Google Bayar Rp169 Miliar untuk Data Spirit Airlines, Informasi Pelanggan Dikecualikan

Google mengeluarkan 10 juta dollar AS atau sekitar Rp169 miliar untuk membeli aset data internal Spirit Airlines melalui lelang kebangkrutan. Transaksi tersebut tidak mencakup informasi pelanggan maupun data kartu kredit maskapai itu.

Nilai pembelian itu menunjukkan besarnya minat perusahaan teknologi terhadap catatan operasional bisnis nyata. Google menyatakan aset tersebut akan digunakan untuk pengembangan produk dan meningkatkan kemampuan model AI.

Arsip perusahaan menjadi aset bernilai tinggi

Spirit Airlines adalah maskapai asal Amerika Serikat yang telah bangkrut dan berhenti beroperasi. Aset digitalnya menyimpan rekaman aktivitas perusahaan dalam jumlah besar, termasuk komunikasi pegawai dan perangkat lunak khusus.

Paket data itu antara lain berisi sekitar 100 juta e-mail serta 500 juta percakapan Microsoft Teams. Tekno.kompas.com melaporkan bahwa dokumen, spreadsheet, kalender, dan data operasional lain juga masuk dalam aset yang dilelang.

Catatan tersebut mencakup keuangan perusahaan, operasional pesawat, pendapatan, produktivitas pegawai, audit, hingga penanganan penipuan. Ada pula informasi tentang penetapan harga, pola pemesanan penerbangan, pengembalian dana, serta penjualan Wi-Fi dan produk di pesawat.

Google menang setelah menaikkan penawaran

Google dan perusahaan AI Mercor sama-sama memburu aset Spirit Airlines karena data pekerjaan korporasi dinilai berguna untuk melatih maupun menguji sistem kecerdasan buatan. Persaingan penawaran berlangsung hingga Google meningkatkan nilai tawarannya menjadi 10 juta dollar AS.

Peserta lelangPenawaranHasil
GoogleAwalnya 5 juta dollar AS, kemudian 10 juta dollar ASMemenangkan lelang
Mercor5,2 juta dollar AS hingga alternatif 7,5 juta dollar ASTidak memenangkan lelang

Mercor sempat menawarkan 5,2 juta dollar AS setelah penawaran awal Google senilai 5 juta dollar AS. Perusahaan itu juga bersedia membayar hingga 7 juta dollar AS apabila dapat menerima data mentah dan melakukan anonimisasi sendiri.

Dalam penawaran alternatif, Mercor tercatat mengajukan angka 7,5 juta dollar AS. Google kemudian mengungguli tawaran tersebut dengan nilai 10 juta dollar AS.

Data diproses sebelum diserahkan

Google tidak akan menerima seluruh arsip Spirit Airlines dalam bentuk mentah. Data yang diserahkan lebih dahulu melalui proses penghilangan identitas atau de-identification.

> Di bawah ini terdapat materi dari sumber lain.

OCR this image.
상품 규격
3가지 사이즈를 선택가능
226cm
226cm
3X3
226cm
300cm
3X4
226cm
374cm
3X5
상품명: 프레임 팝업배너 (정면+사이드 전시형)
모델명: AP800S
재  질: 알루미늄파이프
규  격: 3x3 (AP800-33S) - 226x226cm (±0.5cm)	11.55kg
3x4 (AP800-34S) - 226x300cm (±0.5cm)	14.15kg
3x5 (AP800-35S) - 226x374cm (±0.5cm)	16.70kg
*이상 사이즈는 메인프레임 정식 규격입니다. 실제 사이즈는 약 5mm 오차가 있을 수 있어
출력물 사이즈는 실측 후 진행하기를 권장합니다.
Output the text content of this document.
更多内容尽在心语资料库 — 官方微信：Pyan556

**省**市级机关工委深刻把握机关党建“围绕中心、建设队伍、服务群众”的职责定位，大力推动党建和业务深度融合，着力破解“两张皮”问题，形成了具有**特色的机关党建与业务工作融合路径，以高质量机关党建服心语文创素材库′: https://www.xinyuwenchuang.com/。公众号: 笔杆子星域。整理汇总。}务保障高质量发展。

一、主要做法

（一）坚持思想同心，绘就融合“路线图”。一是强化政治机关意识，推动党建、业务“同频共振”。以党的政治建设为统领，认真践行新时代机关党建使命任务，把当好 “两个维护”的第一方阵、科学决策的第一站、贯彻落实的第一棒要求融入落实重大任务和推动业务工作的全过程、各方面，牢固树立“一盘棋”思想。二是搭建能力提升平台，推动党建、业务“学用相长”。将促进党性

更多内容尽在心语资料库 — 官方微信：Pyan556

Juru bicara Google mengatakan kepada Business Insider, “Kami membeli data internal perusahaan dan perangkat lunak khusus mereka, tetapi kami tidak membeli informasi pelanggan atau kartu kredit mereka.” Pernyataan itu menegaskan batas data yang termasuk dalam transaksi.

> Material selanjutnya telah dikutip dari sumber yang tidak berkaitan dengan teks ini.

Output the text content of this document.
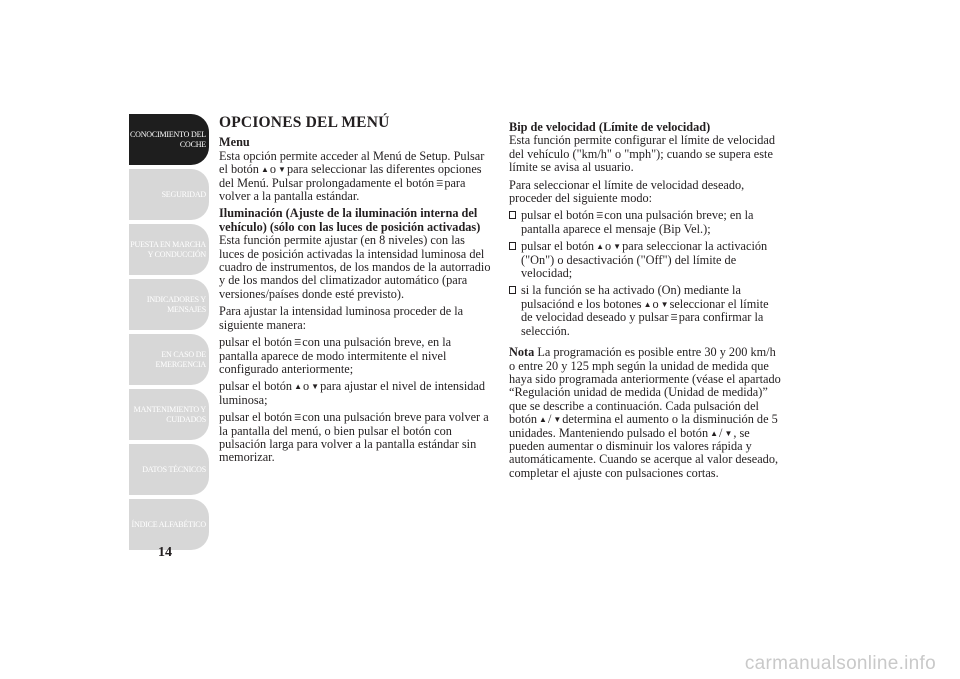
CONOCIMIENTO DEL COCHE
SEGURIDAD
PUESTA EN MARCHA Y CONDUCCIÓN
INDICADORES Y MENSAJES
EN CASO DE EMERGENCIA
MANTENIMIENTO Y CUIDADOS
DATOS TÉCNICOS
ÍNDICE ALFABÉTICO
14
OPCIONES DEL MENÚ

Menu

Esta opción permite acceder al Menú de Setup. Pulsar el botón ▲ o ▼ para seleccionar las diferentes opciones del Menú. Pulsar prolongadamente el botón ☰ para volver a la pantalla estándar.

Iluminación (Ajuste de la iluminación interna del vehículo) (sólo con las luces de posición activadas)

Esta función permite ajustar (en 8 niveles) con las luces de posición activadas la intensidad luminosa del cuadro de instrumentos, de los mandos de la autorradio y de los mandos del climatizador automático (para versiones/países donde esté previsto).

Para ajustar la intensidad luminosa proceder de la siguiente manera:

pulsar el botón ☰ con una pulsación breve, en la pantalla aparece de modo intermitente el nivel configurado anteriormente;

pulsar el botón ▲ o ▼ para ajustar el nivel de intensidad luminosa;

pulsar el botón ☰ con una pulsación breve para volver a la pantalla del menú, o bien pulsar el botón con pulsación larga para volver a la pantalla estándar sin memorizar.

Bip de velocidad (Límite de velocidad)

Esta función permite configurar el límite de velocidad del vehículo ("km/h" o "mph"); cuando se supera este límite se avisa al usuario.

Para seleccionar el límite de velocidad deseado, proceder del siguiente modo:

pulsar el botón ☰ con una pulsación breve; en la pantalla aparece el mensaje (Bip Vel.);
pulsar el botón ▲ o ▼ para seleccionar la activación ("On") o desactivación ("Off") del límite de velocidad;
si la función se ha activado (On) mediante la pulsaciónd e los botones ▲ o ▼ seleccionar el límite de velocidad deseado y pulsar ☰ para confirmar la selección.

Nota La programación es posible entre 30 y 200 km/h o entre 20 y 125 mph según la unidad de medida que haya sido programada anteriormente (véase el apartado “Regulación unidad de medida (Unidad de medida)” que se describe a continuación. Cada pulsación del botón ▲ / ▼ determina el aumento o la disminución de 5 unidades. Manteniendo pulsado el botón ▲ / ▼ , se pueden aumentar o disminuir los valores rápida y automáticamente. Cuando se acerque al valor deseado, completar el ajuste con pulsaciones cortas.

carmanualsonline.info
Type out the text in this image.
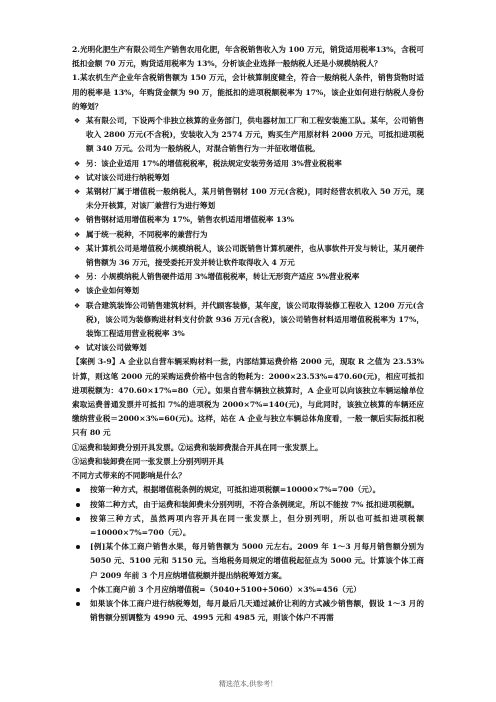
2.光明化肥生产有限公司生产销售农用化肥，年含税销售收入为 100 万元，销货适用税率13%，含税可抵扣金额 70 万元，购货适用税率为 13%，分析该企业选择一般纳税人还是小规模纳税人？

1.某农机生产企业年含税销售额为 150 万元，会计核算制度健全，符合一般纳税人条件，销售货物时适用的税率是 13%，年购货金额为 90 万，能抵扣的进项税额税率为 17%，该企业如何进行纳税人身份的筹划？

❖ 某有限公司，下设两个非独立核算的业务部门，供电器材加工厂和工程安装施工队。某年，公司销售收入 2800 万元(不含税)，安装收入为 2574 万元，购买生产用原材料 2000 万元，可抵扣进项税额 340 万元。公司为一般纳税人，对混合销售行为一并征收增值税。
❖ 另：该企业适用 17%的增值税税率，税法规定安装劳务适用 3%营业税税率
❖ 试对该公司进行纳税筹划
❖ 某钢材厂属于增值税一般纳税人，某月销售钢材 100 万元(含税)，同时经营农机收入 50 万元，现未分开核算，对该厂兼营行为进行筹划
❖ 销售钢材适用增值税率为 17%，销售农机适用增值税率 13%
❖ 属于统一税种，不同税率的兼营行为
❖ 某计算机公司是增值税小规模纳税人，该公司既销售计算机硬件，也从事软件开发与转让，某月硬件销售额为 36 万元，接受委托开发并转让软件取得收入 4 万元
❖ 另：小规模纳税人销售硬件适用 3%增值税税率，转让无形资产适应 5%营业税率
❖ 该企业如何筹划
❖ 联合建筑装饰公司销售建筑材料，并代顾客装修，某年度，该公司取得装修工程收入 1200 万元(含税)，该公司为装修购进材料支付价款 936 万元(含税)，该公司销售材料适用增值税税率为 17%，装饰工程适用营业税税率 3%
❖ 试对该公司做筹划

【案例 3-9】A 企业以自营车辆采购材料一批，内部结算运费价格 2000 元，现取 R 之值为 23.53%计算，则这笔 2000 元的采购运费价格中包含的物耗为：2000×23.53%=470.60(元)，相应可抵扣进项税额为：470.60×17%=80（元）。如果自营车辆独立核算时，A 企业可以向该独立车辆运输单位索取运费普通发票并可抵扣 7%的进项税为 2000×7%=140(元)，与此同时，该独立核算的车辆还应缴纳营业税＝2000×3%=60(元)。这样，站在 A 企业与独立车辆总体角度看，一般一额后实际抵扣税只有 80 元

①运费和装卸费分别开具发票。②运费和装卸费混合开具在同一张发票上。

③运费和装卸费在同一张发票上分别列明开具

不同方式带来的不同影响是什么？

按第一种方式，根据增值税条例的规定，可抵扣进项税额=10000×7%=700（元）。
按第二种方式，由于运费和装卸费未分别列明，不符合条例规定，所以不能按 7% 抵扣进项税额。
按第三种方式，虽然两项内容开具在同一张发票上，但分别列明，所以也可抵扣进项税额=10000×7%=700（元）。
[例]某个体工商户销售水果，每月销售额为 5000 元左右。2009 年 1～3 月每月销售额分别为 5050 元、5100 元和 5150 元。当地税务局规定的增值税起征点为 5000 元。计算该个体工商户 2009 年前 3 个月应纳增值税额并提出纳税筹划方案。
个体工商户前 3 个月应纳增值税=（5040+5100+5060）×3%=456（元）
如果该个体工商户进行纳税筹划，每月最后几天通过减价让利的方式减少销售额，假设 1～3 月的销售额分别调整为 4990 元、4995 元和 4985 元，则该个体户不再需
精选范本,供参考！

Google juga ikut memilih dan membayar perusahaan yang menjalankan proses anonimisasi. Langkah tersebut penting karena paket aset memuat komunikasi internal serta catatan kerja perusahaan dalam skala besar.

Persaingan mencari data untuk AI

Data dari kegiatan bisnis sehari-hari memiliki nilai tinggi karena merekam cara pekerjaan dijalankan dalam praktik. Informasi semacam itu dapat membantu pengembangan AI untuk menangani tugas yang sebelumnya dilakukan manusia di lingkungan korporasi.

Mercor menyebut perusahaan menyimpan data puluhan tahun yang menggambarkan pola kerja nyata. Nilai sumber data seperti ini meningkat ketika perusahaan teknologi mencari materi pelatihan di luar informasi terbuka di internet.

Business Insider juga melaporkan bahwa Micro1 menawarkan bayaran kepada perusahaan skala menengah untuk memperoleh data operasional yang telah dianonimkan. Dalam kasus Spirit Airlines, aset digital maskapai yang tak lagi beroperasi itu berpotensi menjadi bahan pengembangan produk AI Google.

Berdasarkan dokumen pengadilan, penjualan tersebut masih membutuhkan persetujuan hakim federal. Sidang untuk mempertimbangkan transaksi dijadwalkan pada 19 Agustus 2026 di Pengadilan Kepailitan AS untuk Distrik Selatan New York.